Precautions also must be taken when employees work remotely. Employees who access agency servers from a remote location may be doing so from an unsecure network. Additional security measures, such as two factor authentication and encryption, should be used to provide added security. Departments may also want to consider only granting remote access to specific users (for example, command staff) and/or to specific computers or networks.
Planning Ahead for a Cyber Incident
Always be prepared for a cyber attack by developing a Cyber Incident Response Plan (CIRP). The CIRP should establish procedures to help reduce the impact of a cyber attack and prepare to recover after an attack. It should be formalized in writing and include the following components:
- Detail the roles, responsibilities of each stakeholder, clearly identify those who are in charge
- Define lines of communication, both internally and externally (e.g., fusion centers, US-CERT, other state or federal agencies)
- Develop a staffing plan. You may need to bring in addition incident response expertise from outside vendors depending on the severity of the incident
- Determine reporting requirements to federal agencies. This may include reporting requirements if sensitive data is lost or released to the public
- Define and prioritize the severity of an attack
- Define the procedures for containing and investigating the event, as well as returning IT systems to their fully operational state
- If necessary, restore data from the backup file
- Test or practice the plan annually, including a post-incident activity.
More information on incident response plans can be found with the Incident Handling Guide (PDF) from the National Institute of Standards and Technology.
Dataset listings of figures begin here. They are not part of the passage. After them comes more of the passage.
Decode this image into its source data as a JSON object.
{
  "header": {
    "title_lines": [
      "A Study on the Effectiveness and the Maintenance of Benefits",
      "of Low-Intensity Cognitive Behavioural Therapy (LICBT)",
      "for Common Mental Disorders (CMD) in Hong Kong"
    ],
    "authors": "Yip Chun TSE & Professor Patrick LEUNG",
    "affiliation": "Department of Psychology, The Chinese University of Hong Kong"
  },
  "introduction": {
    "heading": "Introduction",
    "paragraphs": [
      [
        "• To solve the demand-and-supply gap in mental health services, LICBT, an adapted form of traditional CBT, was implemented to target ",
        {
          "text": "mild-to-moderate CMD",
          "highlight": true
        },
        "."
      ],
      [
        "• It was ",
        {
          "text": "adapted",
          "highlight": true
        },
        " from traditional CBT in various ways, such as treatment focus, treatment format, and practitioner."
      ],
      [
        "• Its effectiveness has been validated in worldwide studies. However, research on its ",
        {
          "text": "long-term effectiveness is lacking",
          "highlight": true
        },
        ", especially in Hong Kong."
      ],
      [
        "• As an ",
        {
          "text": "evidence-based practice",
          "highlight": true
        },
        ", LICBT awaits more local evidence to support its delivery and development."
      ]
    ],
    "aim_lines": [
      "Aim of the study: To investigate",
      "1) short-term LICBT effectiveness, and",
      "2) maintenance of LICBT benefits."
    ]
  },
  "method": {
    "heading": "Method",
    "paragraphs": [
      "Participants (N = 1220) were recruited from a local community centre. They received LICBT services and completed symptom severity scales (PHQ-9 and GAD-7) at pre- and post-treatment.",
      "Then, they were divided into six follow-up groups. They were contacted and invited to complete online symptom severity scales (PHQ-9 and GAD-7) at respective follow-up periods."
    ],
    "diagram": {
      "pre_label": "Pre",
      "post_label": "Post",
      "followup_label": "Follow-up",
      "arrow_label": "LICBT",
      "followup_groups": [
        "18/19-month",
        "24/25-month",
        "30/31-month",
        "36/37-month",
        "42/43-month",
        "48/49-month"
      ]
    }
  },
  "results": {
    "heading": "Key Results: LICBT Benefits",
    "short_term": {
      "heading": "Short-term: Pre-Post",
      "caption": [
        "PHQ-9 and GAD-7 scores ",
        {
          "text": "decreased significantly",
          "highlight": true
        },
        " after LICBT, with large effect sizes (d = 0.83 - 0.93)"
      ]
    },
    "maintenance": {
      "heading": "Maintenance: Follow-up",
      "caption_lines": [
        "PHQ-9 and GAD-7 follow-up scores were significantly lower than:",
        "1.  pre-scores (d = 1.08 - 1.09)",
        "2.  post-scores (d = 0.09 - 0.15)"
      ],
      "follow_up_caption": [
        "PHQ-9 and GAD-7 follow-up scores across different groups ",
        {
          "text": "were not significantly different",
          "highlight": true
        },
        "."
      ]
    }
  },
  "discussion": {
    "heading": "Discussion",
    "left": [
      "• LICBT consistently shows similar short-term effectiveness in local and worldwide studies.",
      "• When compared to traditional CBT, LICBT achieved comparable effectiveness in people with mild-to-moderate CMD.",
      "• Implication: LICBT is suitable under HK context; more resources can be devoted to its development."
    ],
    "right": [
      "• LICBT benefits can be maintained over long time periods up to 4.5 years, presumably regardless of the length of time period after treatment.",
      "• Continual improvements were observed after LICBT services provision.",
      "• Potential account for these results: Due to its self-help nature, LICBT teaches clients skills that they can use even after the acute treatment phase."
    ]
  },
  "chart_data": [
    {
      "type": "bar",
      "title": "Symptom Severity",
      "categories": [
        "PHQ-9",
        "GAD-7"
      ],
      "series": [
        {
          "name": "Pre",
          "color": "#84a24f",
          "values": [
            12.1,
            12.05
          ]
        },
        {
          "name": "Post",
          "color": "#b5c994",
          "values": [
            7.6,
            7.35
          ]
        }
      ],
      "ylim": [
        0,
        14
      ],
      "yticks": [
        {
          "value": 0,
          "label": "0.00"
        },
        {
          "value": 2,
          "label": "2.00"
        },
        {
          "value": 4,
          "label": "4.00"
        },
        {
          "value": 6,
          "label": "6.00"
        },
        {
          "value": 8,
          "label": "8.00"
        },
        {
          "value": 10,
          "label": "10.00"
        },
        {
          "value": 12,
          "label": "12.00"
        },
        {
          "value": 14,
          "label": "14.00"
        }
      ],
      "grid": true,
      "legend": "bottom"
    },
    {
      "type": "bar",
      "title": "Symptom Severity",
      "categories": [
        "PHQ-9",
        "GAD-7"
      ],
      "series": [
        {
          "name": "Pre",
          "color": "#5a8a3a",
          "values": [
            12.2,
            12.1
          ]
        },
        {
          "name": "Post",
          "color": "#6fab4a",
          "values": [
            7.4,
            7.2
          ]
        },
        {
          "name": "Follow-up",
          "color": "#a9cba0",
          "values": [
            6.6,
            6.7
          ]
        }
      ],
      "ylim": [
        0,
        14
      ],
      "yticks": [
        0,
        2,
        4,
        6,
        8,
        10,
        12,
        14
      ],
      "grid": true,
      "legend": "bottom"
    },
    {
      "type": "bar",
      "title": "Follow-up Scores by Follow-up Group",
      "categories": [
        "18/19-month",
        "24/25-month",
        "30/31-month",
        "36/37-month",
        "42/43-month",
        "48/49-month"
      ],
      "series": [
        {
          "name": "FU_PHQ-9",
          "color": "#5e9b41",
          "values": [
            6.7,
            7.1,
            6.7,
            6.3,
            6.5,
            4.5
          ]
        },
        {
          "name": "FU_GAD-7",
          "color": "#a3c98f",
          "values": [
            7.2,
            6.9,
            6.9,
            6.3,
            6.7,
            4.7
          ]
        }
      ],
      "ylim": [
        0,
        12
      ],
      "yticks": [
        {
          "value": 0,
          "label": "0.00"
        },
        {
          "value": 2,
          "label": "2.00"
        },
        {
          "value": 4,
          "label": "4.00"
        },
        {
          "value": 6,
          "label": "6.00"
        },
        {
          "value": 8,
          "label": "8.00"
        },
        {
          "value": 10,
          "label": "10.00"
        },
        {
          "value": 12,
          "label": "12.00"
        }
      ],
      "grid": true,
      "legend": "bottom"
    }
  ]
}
Complete information on contingency planning for system recovery can be found in the NIST publication Contingency Planning Guide for Federal Information Systems (PDF).
Policies and Procedures
Developing and implementing strong policies and procedures is essential to mitigating many of the risks outlined above, and to ensuring information systems security. Policies and procedures should address:
Access and Use
- What constitutes authorized access/use of data (including digital evidence)?
- Who will be authorized to access/use different types of data?
- Who will be authorized to approve access/use of data?
- What records/logs will be kept to identify who accessed data, when it was accessed, and how it was used?
- Clearly specify that all data generated, received, collected, and/or stored is the sole property of your agency, regardless of where it is stored.
- Even data and evidence stored on off-site servers (such as cloud-based systems or other external servers) must be included.
- Ensure that your agency has the ability to audit the physical location where any hardware hosting your data is located.
- Specify what type of information can be shared with other agencies and under what circumstances.
- Who can authorize sharing information and how will that authorization be provided?
- How will information that is shared with other agencies be tracked/logged?
- What type of physical security (restricted access rooms) and digital security (encryption or password) will be placed on agency data, information, and evidence?
- How will your agency protect electronic devices (including mobile devices)?
- Work with your IT provider to ensure that the appropriate firewall, anti-virus program, and security settings are placed on all agency devices.
- Require training for all employees (sworn and civilian) about the importance of abiding by all department policies related to information systems security, device use, and Internet browsing.
- Establish procedures for enforcement if employees are suspected of being, or have been found to be, non-compliant.